Lyapunov-based control of saturated and time-delayed nonlinear systems.

摘要

Time delays and actuator saturation are two phenomena which affect the performance of dynamic systems under closed-loop control. Effective compensation mechanisms can be applied to systems with actuator constraints or time delays in either the state or the control. The focus of this dissertation is the design of control strategies for nonlinear systems with combinations of parametric uncertainty, bounded disturbances, actuator saturation, time delays in the state, and/or time delays in the input.;The first contribution of this work is the development of a saturated control strategy based on the Robust Integral of the Sign of the Error (RISE), capable of compensating for system uncertainties and bounded disturbances.
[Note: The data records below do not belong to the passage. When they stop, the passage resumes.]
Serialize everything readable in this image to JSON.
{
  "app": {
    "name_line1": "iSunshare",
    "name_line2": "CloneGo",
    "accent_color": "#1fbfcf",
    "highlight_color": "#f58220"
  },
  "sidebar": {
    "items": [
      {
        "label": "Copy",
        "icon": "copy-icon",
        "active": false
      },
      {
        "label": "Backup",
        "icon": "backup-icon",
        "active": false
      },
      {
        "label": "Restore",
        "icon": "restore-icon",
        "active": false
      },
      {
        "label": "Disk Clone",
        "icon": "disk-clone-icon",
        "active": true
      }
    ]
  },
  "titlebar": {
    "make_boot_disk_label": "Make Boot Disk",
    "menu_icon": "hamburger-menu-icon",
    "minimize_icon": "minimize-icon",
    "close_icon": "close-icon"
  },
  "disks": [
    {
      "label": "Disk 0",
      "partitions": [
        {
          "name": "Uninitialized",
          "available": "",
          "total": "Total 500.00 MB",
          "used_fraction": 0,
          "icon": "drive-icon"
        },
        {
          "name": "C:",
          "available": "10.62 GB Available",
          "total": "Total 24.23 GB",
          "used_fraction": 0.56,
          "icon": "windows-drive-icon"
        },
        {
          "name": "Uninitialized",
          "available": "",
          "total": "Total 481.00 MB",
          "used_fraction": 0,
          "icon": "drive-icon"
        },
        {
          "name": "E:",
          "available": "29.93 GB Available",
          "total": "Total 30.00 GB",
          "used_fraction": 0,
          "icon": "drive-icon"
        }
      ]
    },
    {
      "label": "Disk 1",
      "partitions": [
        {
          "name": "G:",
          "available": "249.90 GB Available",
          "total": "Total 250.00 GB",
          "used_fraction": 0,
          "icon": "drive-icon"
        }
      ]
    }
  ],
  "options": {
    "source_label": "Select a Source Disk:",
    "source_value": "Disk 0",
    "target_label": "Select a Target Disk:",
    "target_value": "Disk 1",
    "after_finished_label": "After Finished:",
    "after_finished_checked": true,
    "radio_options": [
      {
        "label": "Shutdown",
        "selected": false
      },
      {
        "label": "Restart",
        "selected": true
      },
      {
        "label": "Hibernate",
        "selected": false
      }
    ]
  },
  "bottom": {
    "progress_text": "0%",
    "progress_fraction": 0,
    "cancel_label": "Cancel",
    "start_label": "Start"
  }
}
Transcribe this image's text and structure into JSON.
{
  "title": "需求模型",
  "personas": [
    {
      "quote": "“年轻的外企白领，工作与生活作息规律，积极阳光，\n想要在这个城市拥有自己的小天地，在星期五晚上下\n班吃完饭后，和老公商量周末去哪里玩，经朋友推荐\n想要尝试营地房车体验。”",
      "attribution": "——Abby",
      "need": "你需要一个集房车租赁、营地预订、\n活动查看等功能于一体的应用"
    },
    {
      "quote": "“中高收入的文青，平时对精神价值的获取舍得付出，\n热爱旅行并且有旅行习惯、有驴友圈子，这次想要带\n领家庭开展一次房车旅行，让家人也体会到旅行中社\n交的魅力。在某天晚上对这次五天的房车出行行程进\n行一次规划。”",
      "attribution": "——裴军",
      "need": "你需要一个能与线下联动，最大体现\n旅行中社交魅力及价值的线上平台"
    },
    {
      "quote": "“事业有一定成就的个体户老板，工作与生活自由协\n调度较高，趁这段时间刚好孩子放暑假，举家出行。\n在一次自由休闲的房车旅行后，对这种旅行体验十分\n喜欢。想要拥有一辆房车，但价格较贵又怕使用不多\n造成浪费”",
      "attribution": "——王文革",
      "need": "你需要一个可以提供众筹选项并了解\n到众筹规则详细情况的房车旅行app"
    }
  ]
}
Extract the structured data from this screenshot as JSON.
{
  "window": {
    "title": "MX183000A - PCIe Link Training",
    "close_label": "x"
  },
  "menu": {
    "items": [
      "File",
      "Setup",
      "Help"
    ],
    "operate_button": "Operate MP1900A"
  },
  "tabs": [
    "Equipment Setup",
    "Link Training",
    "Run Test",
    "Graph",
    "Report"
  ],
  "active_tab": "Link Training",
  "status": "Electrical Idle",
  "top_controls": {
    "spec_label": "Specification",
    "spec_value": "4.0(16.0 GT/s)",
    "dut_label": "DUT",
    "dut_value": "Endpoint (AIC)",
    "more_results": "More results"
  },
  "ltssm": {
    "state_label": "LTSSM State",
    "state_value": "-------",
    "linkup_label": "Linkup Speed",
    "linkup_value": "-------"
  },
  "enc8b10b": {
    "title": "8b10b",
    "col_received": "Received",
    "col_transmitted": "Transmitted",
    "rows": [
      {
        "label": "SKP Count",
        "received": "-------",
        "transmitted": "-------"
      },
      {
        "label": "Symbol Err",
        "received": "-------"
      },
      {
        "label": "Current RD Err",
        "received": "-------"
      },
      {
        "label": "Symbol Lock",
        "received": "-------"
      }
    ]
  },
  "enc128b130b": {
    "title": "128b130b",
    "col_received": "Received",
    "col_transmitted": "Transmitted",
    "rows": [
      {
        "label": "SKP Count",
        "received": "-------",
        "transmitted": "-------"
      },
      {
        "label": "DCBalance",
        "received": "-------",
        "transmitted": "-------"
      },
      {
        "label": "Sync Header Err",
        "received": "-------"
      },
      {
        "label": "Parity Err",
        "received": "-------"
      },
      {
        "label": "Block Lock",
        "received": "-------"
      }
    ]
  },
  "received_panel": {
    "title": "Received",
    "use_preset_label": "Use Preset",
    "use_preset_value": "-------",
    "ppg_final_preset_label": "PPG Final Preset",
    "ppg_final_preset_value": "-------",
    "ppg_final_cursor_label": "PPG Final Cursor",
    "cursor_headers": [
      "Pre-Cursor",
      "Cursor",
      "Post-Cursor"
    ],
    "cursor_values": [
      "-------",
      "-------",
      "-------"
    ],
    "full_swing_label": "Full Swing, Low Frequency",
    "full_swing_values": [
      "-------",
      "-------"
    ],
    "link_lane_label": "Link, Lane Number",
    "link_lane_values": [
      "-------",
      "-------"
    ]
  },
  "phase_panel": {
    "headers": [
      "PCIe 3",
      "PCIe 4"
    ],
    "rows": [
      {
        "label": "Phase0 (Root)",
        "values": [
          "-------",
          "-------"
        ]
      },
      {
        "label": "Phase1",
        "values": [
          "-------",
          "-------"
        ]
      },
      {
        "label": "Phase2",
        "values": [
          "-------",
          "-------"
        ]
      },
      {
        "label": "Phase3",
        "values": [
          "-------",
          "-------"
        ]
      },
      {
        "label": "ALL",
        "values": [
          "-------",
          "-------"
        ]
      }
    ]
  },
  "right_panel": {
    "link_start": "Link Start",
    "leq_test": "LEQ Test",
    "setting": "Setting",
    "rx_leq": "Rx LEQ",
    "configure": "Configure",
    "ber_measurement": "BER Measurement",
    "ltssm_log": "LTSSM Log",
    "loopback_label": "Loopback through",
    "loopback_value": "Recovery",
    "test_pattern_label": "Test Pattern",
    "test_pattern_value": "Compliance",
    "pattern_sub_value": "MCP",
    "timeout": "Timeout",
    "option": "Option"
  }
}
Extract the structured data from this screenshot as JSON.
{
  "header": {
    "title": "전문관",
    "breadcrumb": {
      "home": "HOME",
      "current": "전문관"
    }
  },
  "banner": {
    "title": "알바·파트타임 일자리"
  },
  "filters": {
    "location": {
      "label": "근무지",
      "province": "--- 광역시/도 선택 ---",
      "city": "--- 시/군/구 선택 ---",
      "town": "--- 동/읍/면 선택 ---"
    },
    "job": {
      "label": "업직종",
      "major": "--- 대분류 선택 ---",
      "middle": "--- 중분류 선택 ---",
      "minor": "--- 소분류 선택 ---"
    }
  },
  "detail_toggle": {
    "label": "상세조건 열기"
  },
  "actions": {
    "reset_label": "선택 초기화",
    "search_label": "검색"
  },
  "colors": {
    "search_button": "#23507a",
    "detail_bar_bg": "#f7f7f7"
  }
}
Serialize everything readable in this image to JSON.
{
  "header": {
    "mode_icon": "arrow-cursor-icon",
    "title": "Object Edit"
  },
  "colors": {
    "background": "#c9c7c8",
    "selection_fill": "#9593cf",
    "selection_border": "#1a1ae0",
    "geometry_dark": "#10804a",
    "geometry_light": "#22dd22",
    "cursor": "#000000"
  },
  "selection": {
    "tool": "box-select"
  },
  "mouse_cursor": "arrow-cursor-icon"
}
To facilitate the design of this controller and analysis, two Lyapunov-based stability corollaries based on the LaSalle-Yoshizawa Theorem (LYT) are introduced using nonsmooth analysis techniques. Leveraging these two results, a RISE-based control design for systems with time-varying state-delays is developed. Since delays can also commonly occur in the control input, a predictor-based control strategy for systems with time-varying input delays is presented. Extending the results for time-delayed systems, a predictor-based controller for uncertain nonlinear systems subject to simultaneous time-varying unknown state and known input delays is introduced. Because errors can build over the deadtime interval when input delays are present leading to large actuator demands, a predictor-based saturated controller for uncertain nonlinear systems with constant input-delays is developed. Each of the proposed controllers provides advantages over previous literature in their ability to provide smooth, continuous control signals in the presence of exogenous bounded disturbances. Lyapunov-based stability analyses, extensions to Euler-Lagrange (EL) dynamic systems, simulations, and experiments are also provided to demonstrate the performance of each of the control designs throughout the dissertation.